Experience Poverty: Become Rich

The recently-released American Express Affluence Survey reports that 50% of Canadians earning $200 000 a year  characterize themselves as "getting by" financially.  This statistic is largely meaningless without knowing how the average income earner ($58 000 per household) feels about his wealth.  If, say, 85% of this group said that they were just "getting by", maybe there would not be such cause for alarm.  Interestingly, things are precisely the opposite.  85% of average income earners say they are living "quite comfortably".  A further 10% consider themselves "well-off".  That means that the rich feel they have less money than Joe Average. What accounts for this?  The Canadian tax system?  Hardly!  The surveyors found that high income earners tend spend their money on luxuries they can't really afford.  In other words, once you label yourself as "rich" you suddenly become poor.  I certainly know the feeling of having $20 burning a hole in my pocket (it usually goes right through and lands somewhere next to an empty pint glass).  What would happen if I had $200 000 burning a (much larger) hole in my pocket? Well, I might do something like regularly spending $100 on dinner (like 94% of high income earners).  In my present situation, I don't think I've ever even been to a restaurant where I would be physically capable of consuming $100 worth of food and drinks, although I get the feeling that I would if I felt I had the money.  I might even begin to believe that I had sufficient cash to buy my own happiness (like 31% of my fellow jet-setters).  When Jesus said "blessed are the poor," he wasn't kidding.  When I feel the sting of poverty (which is a relative term for anyone in Canada who isn't actually homeless), I think of that passage and say to myself, "yes, I am blessed because Jesus is consoling me because I'm sad and depressed that I don't have any money (or, rather enough to cover my costs... I mean enough to take a vacation... um...).  No!  While it is true that Christ consoles the poor, the poor are blessed primarily because POVERY IS GOOD FOR US!  It prevents us from spending too much money on stuff we don't really need, which is just about everything.  Ironically, it took a credit card company to remind me of this.  Make of that what you will.

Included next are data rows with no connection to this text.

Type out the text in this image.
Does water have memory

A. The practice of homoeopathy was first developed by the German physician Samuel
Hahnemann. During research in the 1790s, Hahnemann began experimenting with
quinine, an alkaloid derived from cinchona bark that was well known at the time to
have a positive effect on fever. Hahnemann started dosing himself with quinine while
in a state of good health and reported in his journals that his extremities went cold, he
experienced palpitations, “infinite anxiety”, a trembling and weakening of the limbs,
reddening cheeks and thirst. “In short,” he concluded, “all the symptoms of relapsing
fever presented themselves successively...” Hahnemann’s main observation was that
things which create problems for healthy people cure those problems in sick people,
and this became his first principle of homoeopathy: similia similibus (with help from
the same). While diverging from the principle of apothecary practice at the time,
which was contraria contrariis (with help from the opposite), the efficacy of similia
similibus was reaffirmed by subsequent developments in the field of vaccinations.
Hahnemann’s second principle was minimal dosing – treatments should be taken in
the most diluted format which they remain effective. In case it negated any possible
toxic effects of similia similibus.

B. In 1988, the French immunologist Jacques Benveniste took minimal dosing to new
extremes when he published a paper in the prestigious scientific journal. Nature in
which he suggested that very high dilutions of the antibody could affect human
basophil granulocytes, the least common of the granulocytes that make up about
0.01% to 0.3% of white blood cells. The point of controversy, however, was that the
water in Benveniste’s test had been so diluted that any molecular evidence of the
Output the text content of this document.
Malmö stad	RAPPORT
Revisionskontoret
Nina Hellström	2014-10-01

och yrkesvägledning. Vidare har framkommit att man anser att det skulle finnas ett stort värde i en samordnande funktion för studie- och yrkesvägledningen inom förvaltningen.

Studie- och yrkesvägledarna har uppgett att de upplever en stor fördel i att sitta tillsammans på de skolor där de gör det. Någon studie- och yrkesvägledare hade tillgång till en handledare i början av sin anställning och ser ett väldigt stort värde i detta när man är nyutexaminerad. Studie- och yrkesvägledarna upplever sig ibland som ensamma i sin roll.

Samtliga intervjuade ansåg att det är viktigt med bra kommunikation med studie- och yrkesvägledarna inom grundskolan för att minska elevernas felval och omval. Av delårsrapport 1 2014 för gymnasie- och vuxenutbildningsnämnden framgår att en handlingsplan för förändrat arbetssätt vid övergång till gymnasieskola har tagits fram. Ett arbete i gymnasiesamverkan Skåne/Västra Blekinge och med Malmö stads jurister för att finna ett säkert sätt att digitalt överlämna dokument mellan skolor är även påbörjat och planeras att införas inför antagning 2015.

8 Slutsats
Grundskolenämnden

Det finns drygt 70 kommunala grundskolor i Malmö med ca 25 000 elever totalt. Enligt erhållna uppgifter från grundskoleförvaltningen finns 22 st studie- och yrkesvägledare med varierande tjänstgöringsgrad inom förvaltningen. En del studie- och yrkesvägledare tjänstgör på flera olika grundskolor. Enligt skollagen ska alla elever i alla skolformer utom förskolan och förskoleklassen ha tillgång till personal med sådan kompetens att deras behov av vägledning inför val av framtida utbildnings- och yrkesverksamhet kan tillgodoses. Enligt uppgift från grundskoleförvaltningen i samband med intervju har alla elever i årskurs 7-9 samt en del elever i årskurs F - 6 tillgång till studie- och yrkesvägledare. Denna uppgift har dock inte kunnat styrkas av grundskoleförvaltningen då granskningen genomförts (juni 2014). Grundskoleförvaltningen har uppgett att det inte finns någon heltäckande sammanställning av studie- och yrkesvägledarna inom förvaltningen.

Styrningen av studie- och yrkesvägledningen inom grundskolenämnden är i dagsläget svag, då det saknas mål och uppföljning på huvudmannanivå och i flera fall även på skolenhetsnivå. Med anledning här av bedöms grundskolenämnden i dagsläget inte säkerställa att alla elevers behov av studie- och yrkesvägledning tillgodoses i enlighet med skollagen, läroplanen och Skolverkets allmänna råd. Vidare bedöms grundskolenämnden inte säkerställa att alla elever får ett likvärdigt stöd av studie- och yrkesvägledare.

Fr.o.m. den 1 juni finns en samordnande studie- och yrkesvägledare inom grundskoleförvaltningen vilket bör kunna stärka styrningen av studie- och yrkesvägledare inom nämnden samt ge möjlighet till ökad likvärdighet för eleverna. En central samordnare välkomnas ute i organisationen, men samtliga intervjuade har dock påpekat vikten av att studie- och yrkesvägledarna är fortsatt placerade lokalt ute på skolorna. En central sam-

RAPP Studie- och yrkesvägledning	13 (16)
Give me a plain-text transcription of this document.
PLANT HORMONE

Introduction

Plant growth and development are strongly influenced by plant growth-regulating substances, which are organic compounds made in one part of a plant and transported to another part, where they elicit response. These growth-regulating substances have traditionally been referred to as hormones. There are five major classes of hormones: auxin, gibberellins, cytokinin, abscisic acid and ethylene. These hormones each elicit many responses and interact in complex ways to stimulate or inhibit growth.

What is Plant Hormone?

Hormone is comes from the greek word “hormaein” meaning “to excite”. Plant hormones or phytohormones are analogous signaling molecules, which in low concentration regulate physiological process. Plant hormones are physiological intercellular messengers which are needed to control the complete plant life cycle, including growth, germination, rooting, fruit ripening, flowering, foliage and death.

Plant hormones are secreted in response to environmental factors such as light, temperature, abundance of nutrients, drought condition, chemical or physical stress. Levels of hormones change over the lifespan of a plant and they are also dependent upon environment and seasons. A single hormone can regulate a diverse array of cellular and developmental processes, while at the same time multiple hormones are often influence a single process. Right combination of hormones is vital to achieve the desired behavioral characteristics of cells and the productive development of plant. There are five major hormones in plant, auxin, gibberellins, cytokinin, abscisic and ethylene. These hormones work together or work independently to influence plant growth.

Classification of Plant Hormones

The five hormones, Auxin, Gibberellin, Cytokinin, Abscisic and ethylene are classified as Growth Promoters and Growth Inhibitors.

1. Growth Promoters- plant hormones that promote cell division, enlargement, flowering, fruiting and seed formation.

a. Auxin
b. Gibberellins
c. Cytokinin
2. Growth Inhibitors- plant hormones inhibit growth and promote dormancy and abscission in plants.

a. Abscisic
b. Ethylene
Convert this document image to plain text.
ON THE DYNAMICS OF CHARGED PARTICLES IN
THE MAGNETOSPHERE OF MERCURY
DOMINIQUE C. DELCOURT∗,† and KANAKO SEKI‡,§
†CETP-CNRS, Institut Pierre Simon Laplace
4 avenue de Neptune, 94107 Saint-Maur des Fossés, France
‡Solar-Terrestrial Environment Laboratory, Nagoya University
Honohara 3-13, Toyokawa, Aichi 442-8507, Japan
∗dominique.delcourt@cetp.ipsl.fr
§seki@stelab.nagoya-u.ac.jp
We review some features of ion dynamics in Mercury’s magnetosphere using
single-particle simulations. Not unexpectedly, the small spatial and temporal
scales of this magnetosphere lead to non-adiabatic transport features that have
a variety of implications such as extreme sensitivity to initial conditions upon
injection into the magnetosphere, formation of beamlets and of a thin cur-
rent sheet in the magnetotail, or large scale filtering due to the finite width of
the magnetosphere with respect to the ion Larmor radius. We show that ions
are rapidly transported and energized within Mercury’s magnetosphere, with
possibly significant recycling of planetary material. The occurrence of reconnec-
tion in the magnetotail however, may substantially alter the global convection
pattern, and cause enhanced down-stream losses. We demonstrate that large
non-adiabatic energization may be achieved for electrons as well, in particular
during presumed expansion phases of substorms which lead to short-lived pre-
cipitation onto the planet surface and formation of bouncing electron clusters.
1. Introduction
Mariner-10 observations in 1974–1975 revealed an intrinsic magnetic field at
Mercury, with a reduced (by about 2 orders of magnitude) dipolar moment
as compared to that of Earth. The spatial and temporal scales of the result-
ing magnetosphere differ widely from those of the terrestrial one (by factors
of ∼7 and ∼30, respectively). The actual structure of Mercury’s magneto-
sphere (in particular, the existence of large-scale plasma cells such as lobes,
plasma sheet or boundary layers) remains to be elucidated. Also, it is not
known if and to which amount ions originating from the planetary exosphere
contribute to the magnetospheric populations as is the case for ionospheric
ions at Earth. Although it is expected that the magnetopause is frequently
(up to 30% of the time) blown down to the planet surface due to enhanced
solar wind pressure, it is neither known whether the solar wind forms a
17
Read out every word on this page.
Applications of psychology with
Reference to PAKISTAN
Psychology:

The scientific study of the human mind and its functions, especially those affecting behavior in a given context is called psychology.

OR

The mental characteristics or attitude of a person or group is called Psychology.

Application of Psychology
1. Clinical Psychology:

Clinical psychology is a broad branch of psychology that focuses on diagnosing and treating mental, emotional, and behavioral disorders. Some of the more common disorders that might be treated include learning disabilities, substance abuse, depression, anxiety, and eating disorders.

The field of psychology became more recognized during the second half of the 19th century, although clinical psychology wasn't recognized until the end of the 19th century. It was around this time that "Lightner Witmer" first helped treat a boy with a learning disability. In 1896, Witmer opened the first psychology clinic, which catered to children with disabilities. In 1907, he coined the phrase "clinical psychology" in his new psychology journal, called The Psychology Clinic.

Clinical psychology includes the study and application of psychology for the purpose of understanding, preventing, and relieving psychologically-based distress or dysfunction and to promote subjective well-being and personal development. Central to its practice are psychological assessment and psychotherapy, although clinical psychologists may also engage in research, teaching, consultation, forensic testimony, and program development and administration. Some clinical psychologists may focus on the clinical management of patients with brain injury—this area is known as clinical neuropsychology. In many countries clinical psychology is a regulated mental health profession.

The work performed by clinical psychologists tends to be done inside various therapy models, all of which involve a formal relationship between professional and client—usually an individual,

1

Psychoceramics: Proving Biblical Truth With Computers

I am not trying to be clever with the heading.  The study of Psychoceramics is exactly as I indicated.  A group of researchers claims to have gone through the bible finding all sorts of linguistic anomalies that are too weird to be coincidences (thereby proving the divine authourship of scripture).  Allegedly, a long list of numbers divide evenly by seven.  Things such as the number of words, the number of words beginning with vowels or consonants, the number of words beginning with each letter, the number of nouns etc. etc. Its one of those things that one runs into every so often.  The writers are either a) lying through their teeth or b) correct.  Neither seems very likely, especially considering the length of the report and the work even a charlatan would have to go through to make it.  On the other hand, God usually doesn't give us mathematical surety on matters of faith... come to think of it, that would be a contradiction in terms.  Oh, and if you are more convinced by this than me, you may be forced into becoming a Protestant (I'm speaking to you, our fine Catholic readers), since the entire study was based on the Protestant cannon of scripture, which contains only sixty-six books.  What we need is typology, not mathematics.